IN another twist of events, an application was filed in the High Court for the Guyana Elections Commission (GECOM) to produce the Statements of Polls (SOPs) for the votes cast in Region 4 (Demerara-Mahaica) during the March 2 General and Regional Elections.
The application – an Application for Discovery against GECOM – was filed by Bharrat Jagdeo, the Leader of the People’s Progressive Party/Civic (PPP/C) List of Candidates. Today in High Court, Justice Franklin Holder will hear arguments for and against the application.
However, ahead of those oral submissions, the Chief Elections Officer (CEO) Keith Lowenfield, through his attorney – Senior Counsel Neil Boston, objected to the application on Monday.
Outside of the Court, Boston told journalists that an Application for Discovery could only be brought by way of an Election Petition. “The Court doesn’t have jurisdiction to deal with that issue that is for an election petition” the Senior Counsel said.
According to the Laws of Guyana, an Election Petition ought to be filed within 28 days of the declaration of the results for the General and Regional Elections by GECOM. Boston made it known that the CEO is not prepared to produce the SOPs at this stage.
“It is only the Elections Judge could ask for that. Only the Elections Judge could ask for that, there is no such thing as discovery. You can’t want to bring through the backdoor, something that is expressly shut out from coming through the front door in a process like this. That has to be done by way of an Elections Petition,” the Senior Counsel said.
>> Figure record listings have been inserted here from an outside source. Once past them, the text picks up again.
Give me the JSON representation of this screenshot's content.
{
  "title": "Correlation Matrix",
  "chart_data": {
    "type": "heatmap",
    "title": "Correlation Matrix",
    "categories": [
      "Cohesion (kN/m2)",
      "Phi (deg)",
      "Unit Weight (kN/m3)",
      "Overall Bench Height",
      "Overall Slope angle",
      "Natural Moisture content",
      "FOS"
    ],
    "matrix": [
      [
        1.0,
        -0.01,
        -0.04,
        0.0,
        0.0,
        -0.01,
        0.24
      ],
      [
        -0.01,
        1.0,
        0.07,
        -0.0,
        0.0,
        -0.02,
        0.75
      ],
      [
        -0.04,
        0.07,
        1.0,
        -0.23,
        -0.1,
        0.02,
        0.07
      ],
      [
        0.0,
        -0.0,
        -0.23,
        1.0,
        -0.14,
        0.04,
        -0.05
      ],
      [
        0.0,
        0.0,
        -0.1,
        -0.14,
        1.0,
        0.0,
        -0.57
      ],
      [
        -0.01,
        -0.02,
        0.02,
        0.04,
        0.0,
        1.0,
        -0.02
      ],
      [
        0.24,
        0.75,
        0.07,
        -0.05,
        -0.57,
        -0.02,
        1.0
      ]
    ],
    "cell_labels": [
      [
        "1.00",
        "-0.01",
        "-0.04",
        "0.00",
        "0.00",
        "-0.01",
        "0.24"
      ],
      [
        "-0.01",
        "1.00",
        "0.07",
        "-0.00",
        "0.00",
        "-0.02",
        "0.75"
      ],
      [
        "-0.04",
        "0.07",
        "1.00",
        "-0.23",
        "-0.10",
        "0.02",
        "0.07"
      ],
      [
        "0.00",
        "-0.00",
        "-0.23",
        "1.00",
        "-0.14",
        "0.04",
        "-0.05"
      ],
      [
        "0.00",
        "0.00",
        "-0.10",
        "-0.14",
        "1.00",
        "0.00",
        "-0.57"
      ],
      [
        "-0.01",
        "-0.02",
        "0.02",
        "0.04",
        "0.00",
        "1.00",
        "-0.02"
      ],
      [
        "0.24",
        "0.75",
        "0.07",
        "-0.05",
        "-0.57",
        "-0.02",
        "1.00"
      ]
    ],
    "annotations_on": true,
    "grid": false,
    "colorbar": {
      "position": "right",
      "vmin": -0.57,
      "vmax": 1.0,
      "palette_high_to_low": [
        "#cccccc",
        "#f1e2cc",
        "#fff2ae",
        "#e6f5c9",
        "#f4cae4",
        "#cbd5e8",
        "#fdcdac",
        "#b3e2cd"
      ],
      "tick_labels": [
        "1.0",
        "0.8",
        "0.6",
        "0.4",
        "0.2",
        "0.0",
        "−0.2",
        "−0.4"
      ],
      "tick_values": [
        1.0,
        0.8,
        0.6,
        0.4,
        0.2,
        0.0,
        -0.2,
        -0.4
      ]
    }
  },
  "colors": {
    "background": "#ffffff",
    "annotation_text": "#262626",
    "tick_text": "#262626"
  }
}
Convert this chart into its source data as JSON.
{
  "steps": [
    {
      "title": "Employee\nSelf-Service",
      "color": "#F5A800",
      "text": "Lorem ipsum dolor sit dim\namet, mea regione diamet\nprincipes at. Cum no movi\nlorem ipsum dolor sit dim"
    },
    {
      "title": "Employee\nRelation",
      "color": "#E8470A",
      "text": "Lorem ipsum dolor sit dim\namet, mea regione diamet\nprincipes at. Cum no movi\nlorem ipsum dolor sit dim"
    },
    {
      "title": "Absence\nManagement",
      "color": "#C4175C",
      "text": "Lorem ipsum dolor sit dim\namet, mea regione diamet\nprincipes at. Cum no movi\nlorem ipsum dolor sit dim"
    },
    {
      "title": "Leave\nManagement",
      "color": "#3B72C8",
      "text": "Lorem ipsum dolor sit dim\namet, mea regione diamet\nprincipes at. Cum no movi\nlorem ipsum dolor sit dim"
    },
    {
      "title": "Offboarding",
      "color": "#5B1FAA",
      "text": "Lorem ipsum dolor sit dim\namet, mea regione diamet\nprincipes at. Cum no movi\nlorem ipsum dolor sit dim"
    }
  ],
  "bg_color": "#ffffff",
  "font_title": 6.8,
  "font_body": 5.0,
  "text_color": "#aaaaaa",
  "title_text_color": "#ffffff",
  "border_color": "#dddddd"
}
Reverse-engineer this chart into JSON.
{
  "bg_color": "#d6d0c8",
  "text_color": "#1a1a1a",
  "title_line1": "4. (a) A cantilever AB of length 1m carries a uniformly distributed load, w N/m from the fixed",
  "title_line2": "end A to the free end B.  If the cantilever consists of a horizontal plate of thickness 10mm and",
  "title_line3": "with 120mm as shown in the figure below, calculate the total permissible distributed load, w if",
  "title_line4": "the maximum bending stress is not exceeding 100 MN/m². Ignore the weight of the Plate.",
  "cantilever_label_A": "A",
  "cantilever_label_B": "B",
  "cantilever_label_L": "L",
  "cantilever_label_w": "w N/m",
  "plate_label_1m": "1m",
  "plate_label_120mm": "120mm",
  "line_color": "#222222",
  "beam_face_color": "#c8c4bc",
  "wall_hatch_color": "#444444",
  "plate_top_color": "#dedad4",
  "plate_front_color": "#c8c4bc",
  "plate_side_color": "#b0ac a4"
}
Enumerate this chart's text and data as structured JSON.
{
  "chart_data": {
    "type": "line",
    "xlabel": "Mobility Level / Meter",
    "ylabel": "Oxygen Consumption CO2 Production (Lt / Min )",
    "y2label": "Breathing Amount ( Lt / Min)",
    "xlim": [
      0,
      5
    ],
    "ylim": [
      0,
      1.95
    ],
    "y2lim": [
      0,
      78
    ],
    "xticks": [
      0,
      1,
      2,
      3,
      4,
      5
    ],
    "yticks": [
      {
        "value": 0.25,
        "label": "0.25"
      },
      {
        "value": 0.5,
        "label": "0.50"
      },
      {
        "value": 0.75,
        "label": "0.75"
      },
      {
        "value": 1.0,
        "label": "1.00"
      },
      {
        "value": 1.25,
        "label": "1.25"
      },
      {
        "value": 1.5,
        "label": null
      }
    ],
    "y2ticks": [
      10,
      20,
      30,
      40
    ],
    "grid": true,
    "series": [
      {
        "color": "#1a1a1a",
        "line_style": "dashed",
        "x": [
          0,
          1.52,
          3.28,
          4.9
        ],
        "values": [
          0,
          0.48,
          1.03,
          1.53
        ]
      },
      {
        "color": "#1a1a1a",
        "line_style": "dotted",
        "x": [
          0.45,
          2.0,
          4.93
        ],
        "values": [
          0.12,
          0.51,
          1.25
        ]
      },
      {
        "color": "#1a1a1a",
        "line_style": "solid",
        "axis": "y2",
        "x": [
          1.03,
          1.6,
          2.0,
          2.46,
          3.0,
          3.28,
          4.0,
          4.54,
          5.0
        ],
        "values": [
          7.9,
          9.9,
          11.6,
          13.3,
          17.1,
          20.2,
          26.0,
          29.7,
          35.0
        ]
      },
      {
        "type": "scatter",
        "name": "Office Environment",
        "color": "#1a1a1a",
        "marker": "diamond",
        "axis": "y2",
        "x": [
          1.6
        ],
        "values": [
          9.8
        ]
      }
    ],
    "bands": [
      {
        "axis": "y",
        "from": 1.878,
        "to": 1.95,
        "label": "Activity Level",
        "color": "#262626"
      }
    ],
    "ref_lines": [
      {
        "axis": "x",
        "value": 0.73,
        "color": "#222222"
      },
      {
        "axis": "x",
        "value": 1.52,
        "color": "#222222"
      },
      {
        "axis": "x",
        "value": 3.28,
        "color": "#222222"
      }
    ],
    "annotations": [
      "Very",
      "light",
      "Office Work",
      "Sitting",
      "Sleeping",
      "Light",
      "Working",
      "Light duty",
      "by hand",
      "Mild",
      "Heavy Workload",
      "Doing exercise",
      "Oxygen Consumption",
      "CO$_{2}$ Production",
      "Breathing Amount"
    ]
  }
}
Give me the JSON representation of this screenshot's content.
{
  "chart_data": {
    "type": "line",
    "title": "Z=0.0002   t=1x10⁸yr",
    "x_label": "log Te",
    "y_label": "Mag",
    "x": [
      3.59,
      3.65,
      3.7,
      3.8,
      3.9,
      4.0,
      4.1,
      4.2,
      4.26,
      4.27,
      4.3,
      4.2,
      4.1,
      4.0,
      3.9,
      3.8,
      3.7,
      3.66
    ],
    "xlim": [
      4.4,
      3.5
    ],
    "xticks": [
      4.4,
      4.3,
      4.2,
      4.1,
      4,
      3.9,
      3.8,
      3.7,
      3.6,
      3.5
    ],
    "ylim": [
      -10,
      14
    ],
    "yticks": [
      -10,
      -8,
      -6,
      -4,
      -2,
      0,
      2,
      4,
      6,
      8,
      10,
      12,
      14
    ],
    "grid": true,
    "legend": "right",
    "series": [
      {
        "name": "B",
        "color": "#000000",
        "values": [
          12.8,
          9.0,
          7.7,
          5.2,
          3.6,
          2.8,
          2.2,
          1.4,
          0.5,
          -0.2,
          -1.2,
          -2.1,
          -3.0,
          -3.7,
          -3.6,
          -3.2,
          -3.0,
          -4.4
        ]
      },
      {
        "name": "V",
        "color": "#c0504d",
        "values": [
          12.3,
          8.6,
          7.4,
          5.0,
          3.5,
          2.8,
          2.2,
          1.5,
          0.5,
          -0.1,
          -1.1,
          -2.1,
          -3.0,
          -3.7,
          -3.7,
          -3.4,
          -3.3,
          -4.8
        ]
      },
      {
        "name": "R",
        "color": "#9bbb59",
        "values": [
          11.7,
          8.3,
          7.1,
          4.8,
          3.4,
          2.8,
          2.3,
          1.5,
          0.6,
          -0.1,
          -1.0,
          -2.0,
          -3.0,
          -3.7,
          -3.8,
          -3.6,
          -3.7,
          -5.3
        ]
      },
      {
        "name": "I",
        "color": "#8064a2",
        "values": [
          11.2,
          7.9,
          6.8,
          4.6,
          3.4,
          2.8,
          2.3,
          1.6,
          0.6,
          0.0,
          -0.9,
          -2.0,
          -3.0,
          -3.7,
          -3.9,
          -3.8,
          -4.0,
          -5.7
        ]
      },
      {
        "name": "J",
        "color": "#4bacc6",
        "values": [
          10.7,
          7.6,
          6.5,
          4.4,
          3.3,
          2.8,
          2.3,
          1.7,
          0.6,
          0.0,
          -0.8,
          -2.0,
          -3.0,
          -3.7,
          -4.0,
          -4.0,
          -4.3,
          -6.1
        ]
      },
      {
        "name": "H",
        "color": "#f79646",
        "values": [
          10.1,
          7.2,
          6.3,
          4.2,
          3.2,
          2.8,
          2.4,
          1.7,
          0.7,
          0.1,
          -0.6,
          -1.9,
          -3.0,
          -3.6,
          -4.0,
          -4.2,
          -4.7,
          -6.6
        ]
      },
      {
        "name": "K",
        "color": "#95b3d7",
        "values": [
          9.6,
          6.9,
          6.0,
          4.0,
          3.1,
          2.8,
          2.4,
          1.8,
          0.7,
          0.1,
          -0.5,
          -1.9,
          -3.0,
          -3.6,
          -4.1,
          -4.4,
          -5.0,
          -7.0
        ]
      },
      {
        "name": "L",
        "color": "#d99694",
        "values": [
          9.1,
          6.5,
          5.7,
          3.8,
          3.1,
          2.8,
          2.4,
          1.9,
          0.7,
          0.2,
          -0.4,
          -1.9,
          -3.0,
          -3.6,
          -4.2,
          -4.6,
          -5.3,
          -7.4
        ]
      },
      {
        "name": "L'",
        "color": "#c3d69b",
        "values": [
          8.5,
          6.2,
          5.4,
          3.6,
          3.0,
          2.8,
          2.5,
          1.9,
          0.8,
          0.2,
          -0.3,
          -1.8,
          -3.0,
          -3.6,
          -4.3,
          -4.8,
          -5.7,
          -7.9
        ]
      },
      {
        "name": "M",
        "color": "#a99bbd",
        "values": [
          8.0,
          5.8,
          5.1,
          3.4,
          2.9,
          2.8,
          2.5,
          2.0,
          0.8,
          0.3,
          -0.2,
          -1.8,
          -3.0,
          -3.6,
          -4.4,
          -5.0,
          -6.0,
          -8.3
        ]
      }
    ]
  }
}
Jagdeo’s Attorney, Anil Nandlall was not physically present in the Court on Monday but appeared via Skype. However, PPP/C nominated Elections Commissioner, Sase Gunraj, who was present in the Court, was outraged over the CEO’s initial objection to the Application for Discovery.
“What I have observed today is a very stringent objection by those two parties’ representatives, when I say those two parties I mean the Chief Elections Officer’s Lawyer to that application. And I want to ask the question, why? Why is there a very stringent and almost violent objection to the disclosure of those documents that are in the possession of the Chief Elections Officer,” Gunraj questioned, during his engagement with the press.
Confronted with the question of an Election Petition being required, Gunraj, though not highlighting the legal basis for such a request, argued that it is an entitlement of the people.
“Citizens who vote have a right to proper and transparent processes for the declaration of their results and, the Statements of Poll, which are the conclusive evidence of the results of those elections, of course, I believe, are an entitlement of electors who participated in the process,” he reasoned.
He added: “I disagree strongly with the contention that this is not the forum and it should be for an election petition.”
Attorney-at-Law Mayo Robertson, who is representing Ulita Moore in the case brought against GECOM, its Chair Justice (Ret’d) Claudette Singh and the Chief Elections Officer, said once the arguments are submitted, it would be for Justice Holder to decide.
“Essentially, they are trying to get some information that they believe is relevant to supporting their case but there are some rules that govern what is available in these kinds of cases, and the judge will decide whether they are entitled to it or not,” Robertson told journalists outside of the High Court. The legal arguments will be made today before Justice Holder.
CONSOLIDATION OF CASE
Aside from the Application for Discovery against GECOM, Justice Holder, on Monday, granted an application to consolidate the case filed by Ulita Moore with the case filed by Jagdeo and Reeaz Holladar, a private citizen.
Jagdeo and Holladar’s application is seeking to set aside the second declaration made by the Region Four Returning Officer, Clairmont Mingo on Friday, March 13, 2020 while the application filed by Moore seeks to bar the GECOM from facilitating a National Recount on the grounds that it is unconstitutional and in breach of the Representation of the People Act.
The application to consolidate the two cases was filed by Jagdeo and Holladar last Friday, and when the matter came on Monday, Moore, GECOM, its Chair and CEO had no objections, and as such the application was granted.
With the cases being heard simultaneously, the Chief Elections Officer and other respondents in the case brought by Jagdeo and Holladar, have until 10:00hrs on Wednesday to file their Affidavits in Defence while Jagdeo and Holladar are required to file a reply by 12:00hrs on Wednesday.
“We then have to put our written submissions in relation to both matters by 4pm Thursday, and on Thursday, we may know, what date the Judge will deliver,” Boston told journalists.
According to him, the cases are being heard with a certain degree of alacrity. “So we are moving at a certain pace. Probably by Saturday, everything is over, if not Saturday, Sunday it is all over. So we are moving with a certain degree of alacrity,” he posited.
On Saturday March 14, President David Granger and Leader of the Opposition Bharrat Jagdeo, following an intervention by the Caribbean Community (CARICOM), had agreed that a national recount was necessary but by Tuesday, March 17, Moore secured an interim injunction blocking GECOM from facilitating the national recount of all the votes cast at the March 2 Elections.
Moore secured a total of four interim orders, which will in effect brought the electoral process to a halt until the judicial review is completed. In the FDA, Moore is seeking a total of 25 declarations from the High Court. In effect, the declarations, if granted, would set aside any decision of the Elections Commission to facilitate a recount, thereby paving the way for the Chief Elections Officer to submit his report to the Elections Commission for a final declaration of the results of the March 2 General and Regional Elections. Once this is done, GECOM will inform the Chancellor of the Judiciary and the President will be sworn in.